Его поддержал боярин Иван Бутурлин:
— Ты, Михаил, осторожней, не то головы лишишься раньше, чем царским сродственником станешь. Веди семя скромней, государю ни в чём не перечь. И держи язык за зубами даже пьяным, понял?
Санлук кивнул. Его коробило от того, что видел, всё же царица совсем недавно померла, хорошая царица была, все любили, а государь уже вовсю гуляет. Кабардинский княжич и сам был не прочь погулять, тоже вёл вполне распутную жизнь вдали от родового гнезда. Когда понадобилось выбирать между возвращением с большими дарами домой к отцу и вольной жизнью в Москве, старший сын князя Темрюка выбрал первое, младший второе Ради такой жизни пришлось креститься, взяв непривычное имя Михаил. Но Санлук быстро привык и к имени, и к пьянству, благо сам государь поддерживал весёлое времяпровождение.
А теперь вон как повернуло, если сестра глянется царю, можно и совсем близко от него оказаться, как-никак родственник... Одна беда — подле Ивана Васильевича родственникам иногда опасней, чем далёким людям. Даже смертельно опасно.
Царь хохотал во всё горло, словно забыв о ещё не прошедшем трауре по любимой Анастасии, издевался над теми боярами, кто не желал принимать участие в его выходках, поил особо слабых вином, насмехаясь над их болтовнёй. Многие знали, что развязавшийся сегодня язык завтра может привести на плаху, но хмель всё равно делал своё дело. Кто поумнее, старались сделать вид, что совсем пьяны, валились под столы и лежали там до конца пира, дожидаясь, пока не уйдёт сам царь. Иван скоро понял такую хитрость, заставлял пить на виду, строго следя, чтобы никто не пропускал. Везло тем, кто и впрямь скоро валился под лавку, правда, и таких отливали водой и снова поили, чтобы принялись болтать без умолку.

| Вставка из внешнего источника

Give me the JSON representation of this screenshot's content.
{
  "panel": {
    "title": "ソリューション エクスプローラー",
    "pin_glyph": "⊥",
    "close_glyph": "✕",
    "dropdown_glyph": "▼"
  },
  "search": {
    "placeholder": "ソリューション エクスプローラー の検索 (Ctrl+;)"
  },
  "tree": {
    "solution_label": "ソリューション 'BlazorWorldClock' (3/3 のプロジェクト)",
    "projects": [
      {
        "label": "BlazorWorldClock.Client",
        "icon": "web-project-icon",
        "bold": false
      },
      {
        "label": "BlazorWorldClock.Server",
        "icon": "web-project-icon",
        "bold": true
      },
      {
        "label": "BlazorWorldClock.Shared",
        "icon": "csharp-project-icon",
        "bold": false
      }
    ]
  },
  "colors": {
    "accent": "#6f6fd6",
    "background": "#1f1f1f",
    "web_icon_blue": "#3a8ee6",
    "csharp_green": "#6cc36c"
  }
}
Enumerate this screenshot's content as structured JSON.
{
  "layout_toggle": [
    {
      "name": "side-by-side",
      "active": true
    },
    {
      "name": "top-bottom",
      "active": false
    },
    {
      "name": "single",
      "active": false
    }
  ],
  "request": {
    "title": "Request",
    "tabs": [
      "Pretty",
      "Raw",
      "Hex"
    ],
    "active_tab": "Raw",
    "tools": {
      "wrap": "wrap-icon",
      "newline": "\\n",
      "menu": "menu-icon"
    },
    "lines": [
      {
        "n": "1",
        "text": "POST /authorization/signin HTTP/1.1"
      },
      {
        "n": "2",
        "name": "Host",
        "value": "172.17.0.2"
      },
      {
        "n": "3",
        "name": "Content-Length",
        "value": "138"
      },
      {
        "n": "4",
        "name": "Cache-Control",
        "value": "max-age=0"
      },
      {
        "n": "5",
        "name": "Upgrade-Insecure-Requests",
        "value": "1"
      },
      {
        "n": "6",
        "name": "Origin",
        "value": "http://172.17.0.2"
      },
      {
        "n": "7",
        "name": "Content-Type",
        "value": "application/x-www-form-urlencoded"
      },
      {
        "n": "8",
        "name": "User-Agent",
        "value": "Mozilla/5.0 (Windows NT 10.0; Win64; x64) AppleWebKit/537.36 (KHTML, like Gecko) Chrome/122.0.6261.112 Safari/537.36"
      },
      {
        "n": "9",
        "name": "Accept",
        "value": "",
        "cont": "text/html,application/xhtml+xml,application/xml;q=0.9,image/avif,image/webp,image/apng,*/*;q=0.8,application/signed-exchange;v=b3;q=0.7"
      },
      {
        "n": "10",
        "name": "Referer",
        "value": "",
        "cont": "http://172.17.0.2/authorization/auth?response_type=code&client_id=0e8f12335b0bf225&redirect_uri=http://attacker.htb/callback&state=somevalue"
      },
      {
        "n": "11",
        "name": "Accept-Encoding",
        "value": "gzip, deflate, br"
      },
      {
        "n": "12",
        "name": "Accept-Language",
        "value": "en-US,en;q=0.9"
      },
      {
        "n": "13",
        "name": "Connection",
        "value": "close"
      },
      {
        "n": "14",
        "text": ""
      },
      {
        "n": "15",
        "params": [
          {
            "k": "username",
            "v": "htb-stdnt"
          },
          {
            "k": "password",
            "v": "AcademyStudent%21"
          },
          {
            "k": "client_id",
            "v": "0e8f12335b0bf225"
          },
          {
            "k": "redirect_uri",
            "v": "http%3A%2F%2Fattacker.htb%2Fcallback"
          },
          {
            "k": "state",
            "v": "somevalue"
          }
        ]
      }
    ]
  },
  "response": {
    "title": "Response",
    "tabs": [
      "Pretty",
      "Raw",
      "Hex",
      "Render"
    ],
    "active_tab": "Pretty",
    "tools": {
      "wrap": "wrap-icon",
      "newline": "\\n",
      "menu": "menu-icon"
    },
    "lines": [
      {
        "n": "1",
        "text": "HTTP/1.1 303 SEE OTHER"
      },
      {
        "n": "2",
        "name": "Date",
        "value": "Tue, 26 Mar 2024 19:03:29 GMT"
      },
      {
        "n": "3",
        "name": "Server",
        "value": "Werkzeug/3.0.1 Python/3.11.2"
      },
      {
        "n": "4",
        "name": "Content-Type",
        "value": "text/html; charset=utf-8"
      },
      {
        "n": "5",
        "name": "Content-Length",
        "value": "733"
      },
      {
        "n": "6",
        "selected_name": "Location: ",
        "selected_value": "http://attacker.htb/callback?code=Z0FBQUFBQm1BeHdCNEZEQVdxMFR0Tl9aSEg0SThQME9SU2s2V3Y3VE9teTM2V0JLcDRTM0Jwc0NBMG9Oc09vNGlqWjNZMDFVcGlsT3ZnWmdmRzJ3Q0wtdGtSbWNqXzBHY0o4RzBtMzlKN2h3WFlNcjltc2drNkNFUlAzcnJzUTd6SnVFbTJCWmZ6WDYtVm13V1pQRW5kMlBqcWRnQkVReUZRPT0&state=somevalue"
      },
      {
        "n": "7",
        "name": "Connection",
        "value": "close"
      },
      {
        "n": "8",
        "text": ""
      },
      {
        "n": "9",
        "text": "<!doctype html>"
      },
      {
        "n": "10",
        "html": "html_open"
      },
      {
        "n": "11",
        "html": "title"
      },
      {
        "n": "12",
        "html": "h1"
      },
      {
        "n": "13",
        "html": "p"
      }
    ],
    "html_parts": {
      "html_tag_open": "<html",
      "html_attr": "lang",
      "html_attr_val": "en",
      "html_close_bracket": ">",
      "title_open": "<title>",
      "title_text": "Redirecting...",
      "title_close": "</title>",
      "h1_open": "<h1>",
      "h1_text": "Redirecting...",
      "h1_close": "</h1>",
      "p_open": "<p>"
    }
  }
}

Но независимо от того, кто когда свалился, блудили весь вечер все. Иначе было нельзя, государю очень нравились две вещи — непотребство и людские мучения. Честно говоря, это нравилось и будущему родственнику Ивана Михаилу-Санлуку, но одно дело безобразничать самому и совсем другое — присутствовать на царских развлечениях. Никто не мог быть уверен, что сам не окажется посмешищем в следующую минуту. Нрав у Ивана Васильевича крутой, взбредёт что в голову — и повелит скоморошествовать, а отказаться нельзя, вот и скачут дородные бояре козлами, орут по-петушиному, метут бородами носки царских сапог или того хуже — холопьи, оголяют зады для порки... Возражать опасно...

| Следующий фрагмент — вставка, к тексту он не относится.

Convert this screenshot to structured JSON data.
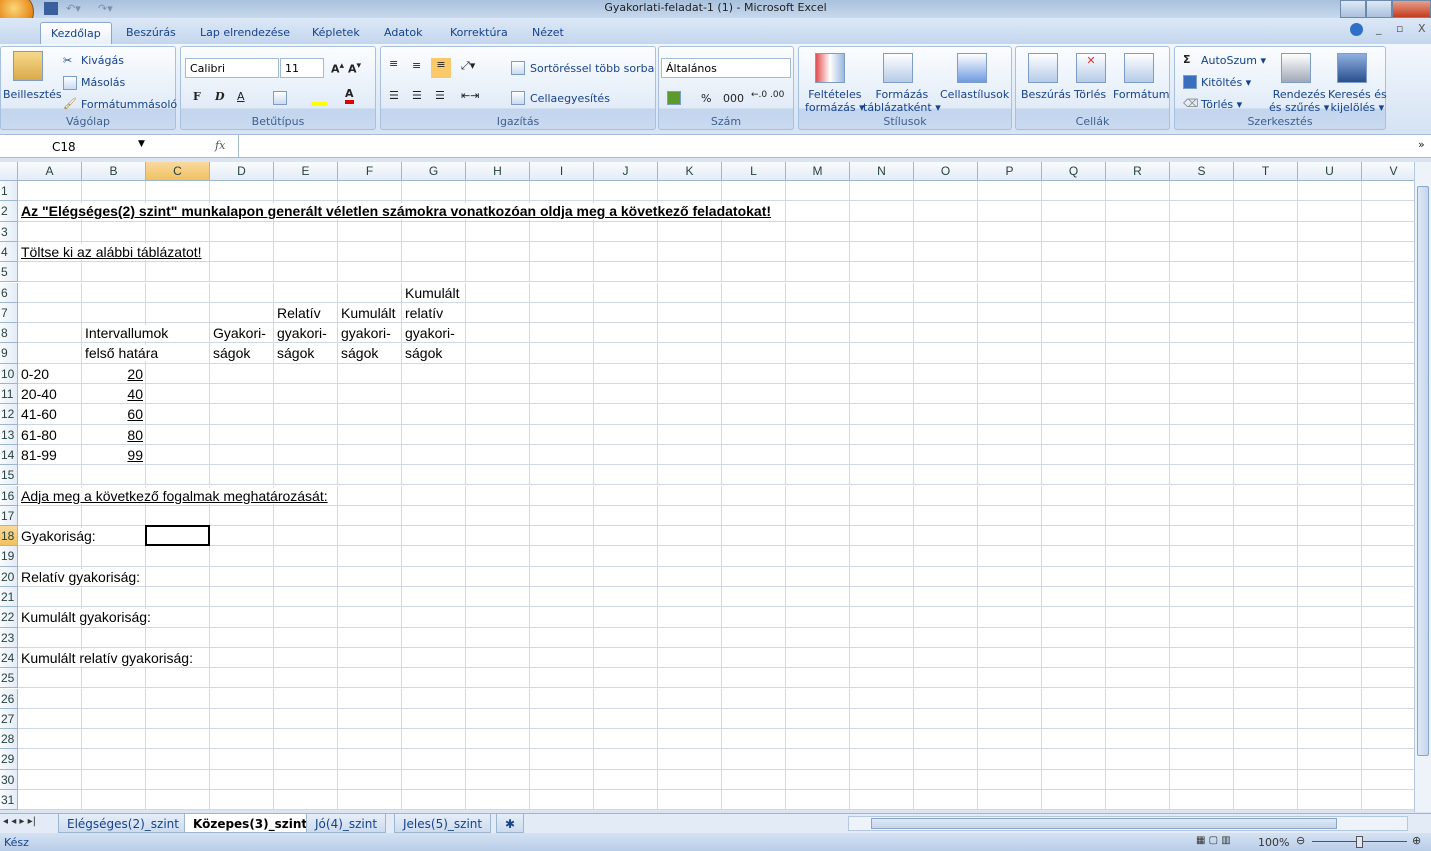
{
  "window": {
    "title": "Gyakorlati-feladat-1 (1) - Microsoft Excel"
  },
  "tabs": [
    {
      "label": "Kezdőlap",
      "active": true
    },
    {
      "label": "Beszúrás"
    },
    {
      "label": "Lap elrendezése"
    },
    {
      "label": "Képletek"
    },
    {
      "label": "Adatok"
    },
    {
      "label": "Korrektúra"
    },
    {
      "label": "Nézet"
    }
  ],
  "ribbon": {
    "clipboard": {
      "label": "Vágólap",
      "paste": "Beillesztés",
      "cut": "Kivágás",
      "copy": "Másolás",
      "format_painter": "Formátummásoló"
    },
    "font": {
      "label": "Betűtípus",
      "name": "Calibri",
      "size": "11",
      "bold": "F",
      "italic": "D",
      "underline": "A"
    },
    "alignment": {
      "label": "Igazítás",
      "wrap": "Sortöréssel több sorba",
      "merge": "Cellaegyesítés"
    },
    "number": {
      "label": "Szám",
      "format": "Általános",
      "percent": "%",
      "thousands": "000"
    },
    "styles": {
      "label": "Stílusok",
      "conditional": [
        "Feltételes",
        "formázás"
      ],
      "table": [
        "Formázás",
        "táblázatként"
      ],
      "cell": "Cellastílusok"
    },
    "cells": {
      "label": "Cellák",
      "insert": "Beszúrás",
      "delete": "Törlés",
      "format": "Formátum"
    },
    "editing": {
      "label": "Szerkesztés",
      "autosum": "AutoSzum",
      "fill": "Kitöltés",
      "clear": "Törlés",
      "sort": [
        "Rendezés",
        "és szűrés"
      ],
      "find": [
        "Keresés és",
        "kijelölés"
      ]
    }
  },
  "formula_bar": {
    "name_box": "C18",
    "fx": "fx",
    "value": ""
  },
  "columns": [
    "A",
    "B",
    "C",
    "D",
    "E",
    "F",
    "G",
    "H",
    "I",
    "J",
    "K",
    "L",
    "M",
    "N",
    "O",
    "P",
    "Q",
    "R",
    "S",
    "T",
    "U",
    "V"
  ],
  "selected_cell": "C18",
  "cells": [
    {
      "r": 2,
      "c": "A",
      "v": "Az \"Elégséges(2)  szint\"  munkalapon generált véletlen számokra vonatkozóan oldja meg a következő feladatokat!",
      "s": "b u"
    },
    {
      "r": 4,
      "c": "A",
      "v": "Töltse ki az alábbi táblázatot!",
      "s": "u"
    },
    {
      "r": 6,
      "c": "G",
      "v": "Kumulált"
    },
    {
      "r": 7,
      "c": "E",
      "v": "Relatív"
    },
    {
      "r": 7,
      "c": "F",
      "v": "Kumulált"
    },
    {
      "r": 7,
      "c": "G",
      "v": "relatív"
    },
    {
      "r": 8,
      "c": "B",
      "v": "Intervallumok"
    },
    {
      "r": 8,
      "c": "D",
      "v": "Gyakori-"
    },
    {
      "r": 8,
      "c": "E",
      "v": "gyakori-"
    },
    {
      "r": 8,
      "c": "F",
      "v": "gyakori-"
    },
    {
      "r": 8,
      "c": "G",
      "v": "gyakori-"
    },
    {
      "r": 9,
      "c": "B",
      "v": "felső határa"
    },
    {
      "r": 9,
      "c": "D",
      "v": "ságok"
    },
    {
      "r": 9,
      "c": "E",
      "v": "ságok"
    },
    {
      "r": 9,
      "c": "F",
      "v": "ságok"
    },
    {
      "r": 9,
      "c": "G",
      "v": "ságok"
    },
    {
      "r": 10,
      "c": "A",
      "v": "0-20"
    },
    {
      "r": 10,
      "c": "B",
      "v": "20",
      "s": "num"
    },
    {
      "r": 11,
      "c": "A",
      "v": "20-40"
    },
    {
      "r": 11,
      "c": "B",
      "v": "40",
      "s": "num"
    },
    {
      "r": 12,
      "c": "A",
      "v": "41-60"
    },
    {
      "r": 12,
      "c": "B",
      "v": "60",
      "s": "num"
    },
    {
      "r": 13,
      "c": "A",
      "v": "61-80"
    },
    {
      "r": 13,
      "c": "B",
      "v": "80",
      "s": "num"
    },
    {
      "r": 14,
      "c": "A",
      "v": "81-99"
    },
    {
      "r": 14,
      "c": "B",
      "v": "99",
      "s": "num"
    },
    {
      "r": 16,
      "c": "A",
      "v": "Adja meg a következő fogalmak meghatározását:",
      "s": "u"
    },
    {
      "r": 18,
      "c": "A",
      "v": "Gyakoriság:"
    },
    {
      "r": 20,
      "c": "A",
      "v": "Relatív gyakoriság:"
    },
    {
      "r": 22,
      "c": "A",
      "v": "Kumulált gyakoriság:"
    },
    {
      "r": 24,
      "c": "A",
      "v": "Kumulált relatív gyakoriság:"
    }
  ],
  "sheets": [
    {
      "label": "Elégséges(2)_szint"
    },
    {
      "label": "Közepes(3)_szint",
      "active": true
    },
    {
      "label": "Jó(4)_szint"
    },
    {
      "label": "Jeles(5)_szint"
    }
  ],
  "status": {
    "text": "Kész",
    "zoom": "100%"
  }
}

Первые большие ендовы с медами, винами, а то и водкой поднимали за здравие государя. Пропустить нельзя, а сам Иван за своё здоровье лишь пригублял, заявляя: «За меня другие выпьют!» Вот и получалось, что сидел трезвым, наблюдая за пьяными и слушая их разговоры, и только к концу застолья тоже позволял себе напиться. Помнил ли он то, что услышал накануне? Никто этого не знал. Видимо, помнил, но не всё, иначе голов бы не сносить очень многим.

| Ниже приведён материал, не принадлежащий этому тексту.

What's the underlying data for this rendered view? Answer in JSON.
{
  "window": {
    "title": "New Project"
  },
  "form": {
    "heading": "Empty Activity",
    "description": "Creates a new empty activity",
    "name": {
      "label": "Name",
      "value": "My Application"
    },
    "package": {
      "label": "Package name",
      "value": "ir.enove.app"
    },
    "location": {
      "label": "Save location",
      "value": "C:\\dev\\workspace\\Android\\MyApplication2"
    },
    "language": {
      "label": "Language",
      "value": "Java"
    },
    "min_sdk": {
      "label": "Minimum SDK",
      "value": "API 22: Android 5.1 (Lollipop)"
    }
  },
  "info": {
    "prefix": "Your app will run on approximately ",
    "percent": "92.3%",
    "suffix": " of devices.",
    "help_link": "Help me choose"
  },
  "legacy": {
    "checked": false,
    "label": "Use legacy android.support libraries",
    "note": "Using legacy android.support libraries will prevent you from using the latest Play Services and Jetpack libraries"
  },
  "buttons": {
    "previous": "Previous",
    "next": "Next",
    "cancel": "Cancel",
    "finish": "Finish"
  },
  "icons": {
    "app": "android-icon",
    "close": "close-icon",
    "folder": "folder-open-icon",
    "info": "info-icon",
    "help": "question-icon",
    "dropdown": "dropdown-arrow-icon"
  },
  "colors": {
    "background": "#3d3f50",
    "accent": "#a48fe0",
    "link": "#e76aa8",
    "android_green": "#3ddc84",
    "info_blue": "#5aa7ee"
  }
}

К концу пира Санлук и не знал, хорошо ли, что нахваливал сестру, мог сказать, что нехороша собой, кривовата пли что другое. Лучше бы ей выйти замуж за кого-нибудь своего... Но сделанного не воротишь. Оставалось надеяться, что или Кученей не глянется, или кто другой подвернётся. Хотя отец князь Темрюк будет рад сватовству.
Осенью провожали боярина Вокшеринова к Темрюку.
— Не сватать! — вдруг предупредил Иван.
Стоявшие вокруг замерли: а о чём же столько времени шёл разговор? К чему весь сыр-бор? Государь с усмешкой пояснил:
— Сюда пригласить! Сам посмотрю, так ли хороша собой да умна, как её братец твердит. Здесь и решу!
Вообще-то это было неслыханно: царь требовал привезти девушку к себе не в числе прочих на смотрины, а в одиночку. А если откажет, каково тогда несостоявшейся невесте? Куда со стыда деться? Но Ивана мало волновали чужие переживания. Устраивать простые смотрины он больше не хотел, не мог забыть стоявшей с опущенной головой светловолосой своей Настеньки, повторения не хотел. Никуда не денется князь Темрюк, привезёт дочь напоказ московскому царю!
Так и случилось, привёз, правда, не сам Темрюк, а его зять астраханский принц Бекбулат с женой Алтынчач, да и привезли очень не скоро, почти через год. Иван едва не забыл о сватовстве, а уж погулял за это время вволю! Митрополит душой изболелся за своего подопечного, а ну как привыкнет Иван к разгульной жизни настолько, что и жена не отучит? Знать бы Макарию, что жена окажется не скромной хозяюшкой, сидящей с иглой за вышивкой, а весьма жестокой и охочей до казней особой, что многими пороками и преступлениями Иван будет обязан красавице Кученей! Отвратил Господь свой взор от Ру си, когда состоялось это сватовство. Муж и жена вполне стоили друг друга, черкешенка поддерживала супруга в начавшихся после смерти митрополита Макария страшных событиях на Руси.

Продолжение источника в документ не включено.